Sono da sempre affascinata alle vicende della Saponificatrice di Correggio: a lei è ispirato (ma anche no) il film Gran Bollito di Mauro Bolognini.
Tre grandi artisti in un doppio ruolo. Un cast internazionale. Mina nella colonna sonora. Una storia senza tempo che è accaduta in Italia, ma si ispira anche a vicende analoghe accadute altrove, come recita il disclaimer all’inizio. Le somiglianze con le vicende della Saponificatrice di Correggio sono tantissime nella trama, anche se Lea del film e Leonarda Cianciulli sono effettivamente due persone differenti. Parlo naturalmente di Gran bollito di Mauro Bolognini.
La storia, analogamente a quella della Saponificatrice, racconta di Lea, che giunge dalla Campania in un paese del Nord, per gestire con il marito un botteghino del lotto e la portineria del palazzo in cui vivono. Il figlio Michele è uno studente universitario: sua madre prova per lui un affetto morboso e una grande gelosia, perché ha paura di perderlo. In effetti Lea è affetta da poliabortività e Michele è un vero e proprio miracolo. Intanto il marito ha un ictus che lo costringe a letto, così che la famiglia assume una badante muta, Tina. Intanto Lea fa amicizia con le vicine: Lisa che è una donna devota e fin troppo morigerata, Stella che è una cantante che si finge tedesca, Berta che è a proprio agio con la propria sessualità dirompente, la coinquilina di Stella Palma, ma anche don Onorio e la sorella Maria. E a casa di Palma e Stella giunge una nuova coinquilina, Sandra, insegnante di danza di cui Michele si invaghisce. E allora Lea decide di offrire alla Madonna tre sacrifici umani affinché Michele non sia portato via né da Sandra né dall’incipiente guerra: uccide Berta, Lisa e Stella e le trasforma in dolcetti e saponette. Almeno finché Maria non la scopre e muore di infarto nell’atto stesso della scoperta. Lea però non risolve nulla: Michele deve partire in guerra, ma prima di andare via porta Sandra a casa della madre, affinché lo aspetti. Lea ora ha Sandra alla sua mercé e medita di ucciderla, ma abbassa l’accetta quando Sandra le rivela di essere incinta. Messa alle strette dal commissario di polizia, viene arrestata tra i vicini che le urlano «mostro» e al quale Lea risponde sarcastica:
Chi, io?
Il cast, dicevo, è incredibile: Shelley Winters nel ruolo di Lea, Max von Sydow, Renato Pozzetto e Alberto Lionello tutti e tre in un doppio ruolo (uno, minuscolo, maschile e l’altro, più centrale e importante, en travesti), Milena Vukotic, Liù Bosisio (sì, ci sono entrambe le Pina Fantozzi in questo film) e naturalmente Laura Antonelli nel ruolo di Sandra. Anche la colonna sonora è spettacolare: all’inizio, sui titoli di testa, si ascolta Vita vita di Mina, mentre ci sono vari brani scritti da Enzo Jannacci, tra cui Libe-libe-là (qui in una versione successiva di Cochi e Renato).
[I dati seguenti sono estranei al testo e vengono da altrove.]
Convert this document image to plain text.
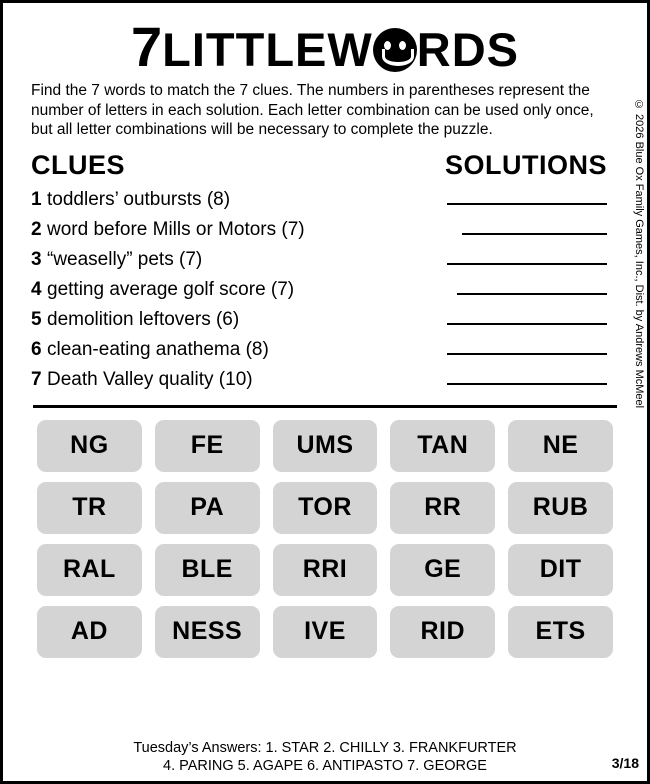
7LITTLEW RDS
Find the 7 words to match the 7 clues. The numbers in parentheses represent the number of letters in each solution. Each letter combination can be used only once, but all letter combinations will be necessary to complete the puzzle.
CLUES	SOLUTIONS
1 toddlers’ outbursts (8)
2 word before Mills or Motors (7)
3 “weaselly” pets (7)
4 getting average golf score (7)
5 demolition leftovers (6)
6 clean-eating anathema (8)
7 Death Valley quality (10)
NG	FE	UMS	TAN	NE
TR	PA	TOR	RR	RUB
RAL	BLE	RRI	GE	DIT
AD	NESS	IVE	RID	ETS
Tuesday’s Answers: 1. STAR 2. CHILLY 3. FRANKFURTER
4. PARING 5. AGAPE 6. ANTIPASTO 7. GEORGE	3/18
© 2026 Blue Ox Family Games, Inc., Dist. by Andrews McMeel
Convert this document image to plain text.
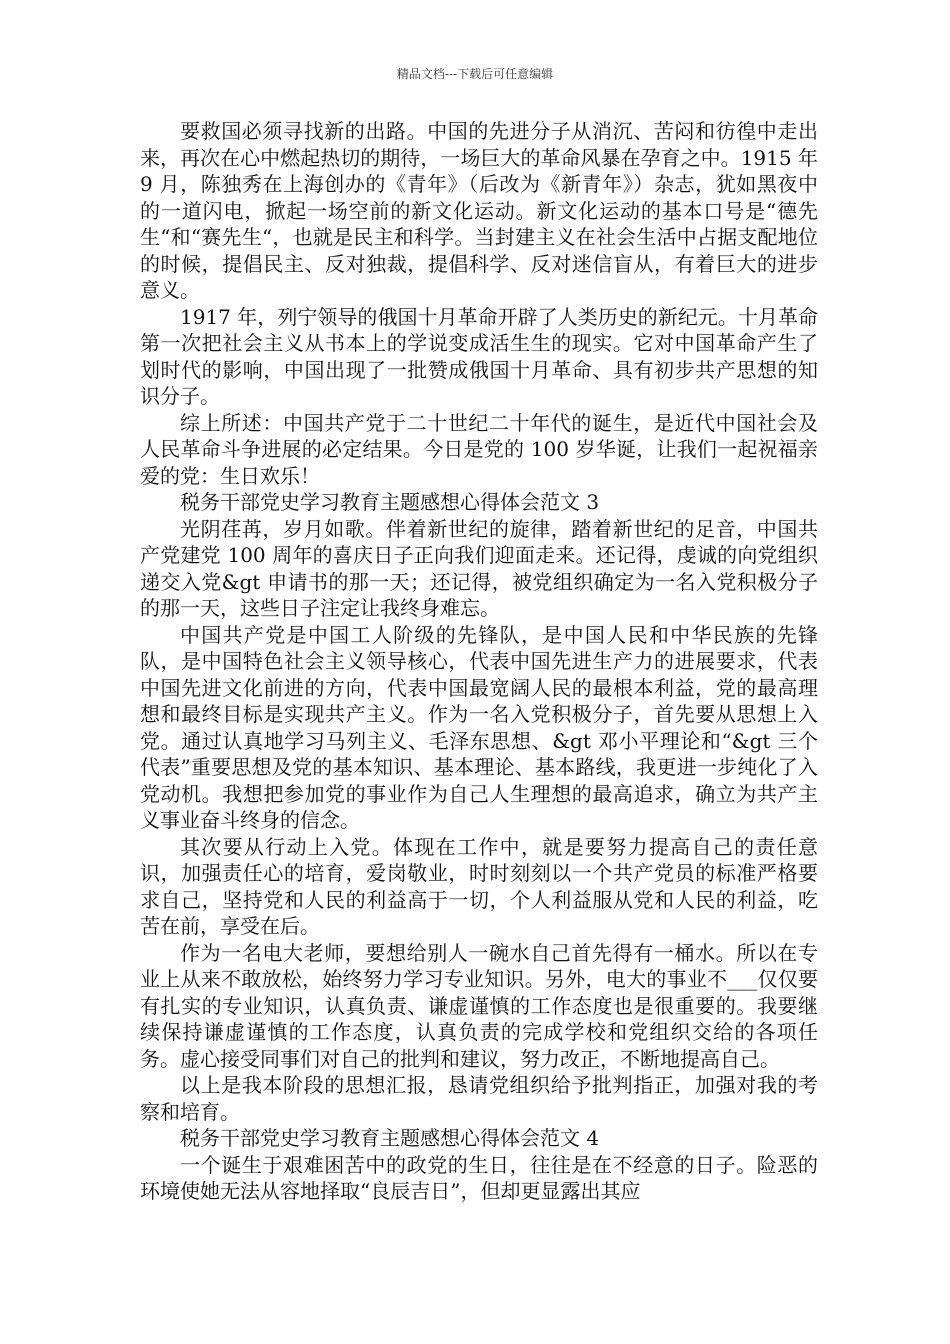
精品文档---下载后可任意编辑

要救国必须寻找新的出路。中国的先进分子从消沉、苦闷和彷徨中走出来，再次在心中燃起热切的期待，一场巨大的革命风暴在孕育之中。1915 年 9 月，陈独秀在上海创办的《青年》（后改为《新青年》）杂志，犹如黑夜中的一道闪电，掀起一场空前的新文化运动。新文化运动的基本口号是“德先生“和“赛先生“，也就是民主和科学。当封建主义在社会生活中占据支配地位的时候，提倡民主、反对独裁，提倡科学、反对迷信盲从，有着巨大的进步意义。

1917 年，列宁领导的俄国十月革命开辟了人类历史的新纪元。十月革命第一次把社会主义从书本上的学说变成活生生的现实。它对中国革命产生了划时代的影响，中国出现了一批赞成俄国十月革命、具有初步共产思想的知识分子。

综上所述：中国共产党于二十世纪二十年代的诞生，是近代中国社会及人民革命斗争进展的必定结果。今日是党的 100 岁华诞，让我们一起祝福亲爱的党：生日欢乐！

税务干部党史学习教育主题感想心得体会范文 3

光阴荏苒，岁月如歌。伴着新世纪的旋律，踏着新世纪的足音，中国共产党建党 100 周年的喜庆日子正向我们迎面走来。还记得，虔诚的向党组织递交入党&gt 申请书的那一天；还记得，被党组织确定为一名入党积极分子的那一天，这些日子注定让我终身难忘。

中国共产党是中国工人阶级的先锋队，是中国人民和中华民族的先锋队，是中国特色社会主义领导核心，代表中国先进生产力的进展要求，代表中国先进文化前进的方向，代表中国最宽阔人民的最根本利益，党的最高理想和最终目标是实现共产主义。作为一名入党积极分子，首先要从思想上入党。通过认真地学习马列主义、毛泽东思想、&gt 邓小平理论和“&gt 三个代表”重要思想及党的基本知识、基本理论、基本路线，我更进一步纯化了入党动机。我想把参加党的事业作为自己人生理想的最高追求，确立为共产主义事业奋斗终身的信念。

其次要从行动上入党。体现在工作中，就是要努力提高自己的责任意识，加强责任心的培育，爱岗敬业，时时刻刻以一个共产党员的标准严格要求自己，坚持党和人民的利益高于一切，个人利益服从党和人民的利益，吃苦在前，享受在后。

作为一名电大老师，要想给别人一碗水自己首先得有一桶水。所以在专业上从来不敢放松，始终努力学习专业知识。另外，电大的事业不___仅仅要有扎实的专业知识，认真负责、谦虚谨慎的工作态度也是很重要的。我要继续保持谦虚谨慎的工作态度，认真负责的完成学校和党组织交给的各项任务。虚心接受同事们对自己的批判和建议，努力改正，不断地提高自己。

以上是我本阶段的思想汇报，恳请党组织给予批判指正，加强对我的考察和培育。

税务干部党史学习教育主题感想心得体会范文 4

一个诞生于艰难困苦中的政党的生日，往往是在不经意的日子。险恶的环境使她无法从容地择取“良辰吉日”，但却更显露出其应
Sono diverse le cose che mi affascinano di questo film, non solo per la somiglianza con una vicenda di cronaca nera che mi ha sempre interessato (e per la quale ho scritto Saponette, il primo racconto che trovate nella raccolta Nera). Da un lato c’è il gusto amarcord di raccontare una storia senza nessun tipo di autocensura: le descrizioni macabre di Lea sono un vero e proprio repertorio di orrori che oggi troverebbe spazio solo in una pellicola horror. Dall’altro c’è una particolare bravura recitativa nel rendere i differenti personaggi: i tre attori en travesti riescono a essere grandi perché non incarnano macchiette, anche quando, come nel caso di Pozzetto che si scopre essere lumbàrd, si prestano a un sorriso. Gran bollito non è un horror, non è un biopic e non è ovviamente una commedia, ma un’invenzione grottesca.
Gran Bollito – raccontò Vukotic nel 2015, quando fu ospite al Festival del Cinema Europeo – è stato per me un nuovo incontro con Mauro Bolognini, a dieci anni dalla mia interpretazione con lui per il film Arabella nel 1967. Era una pellicola particolare, raccontava della Cianciulli, la Saponificatrice di Correggio, e io interpretavo un personaggio bellissimo, quest’essere strano che vedeva tutto, vedeva i delitti e il sangue, ma era muto e alla fine non poteva che esprimersi se non in un grande urlo. Come per tutti i personaggi che ho interpretato, mi ha fatto sentire felice e appagata, tra l’altro il rapporto con il regista Bolognini era affettuoso e sul set ero circondata da grandi attori come Shelley Winters.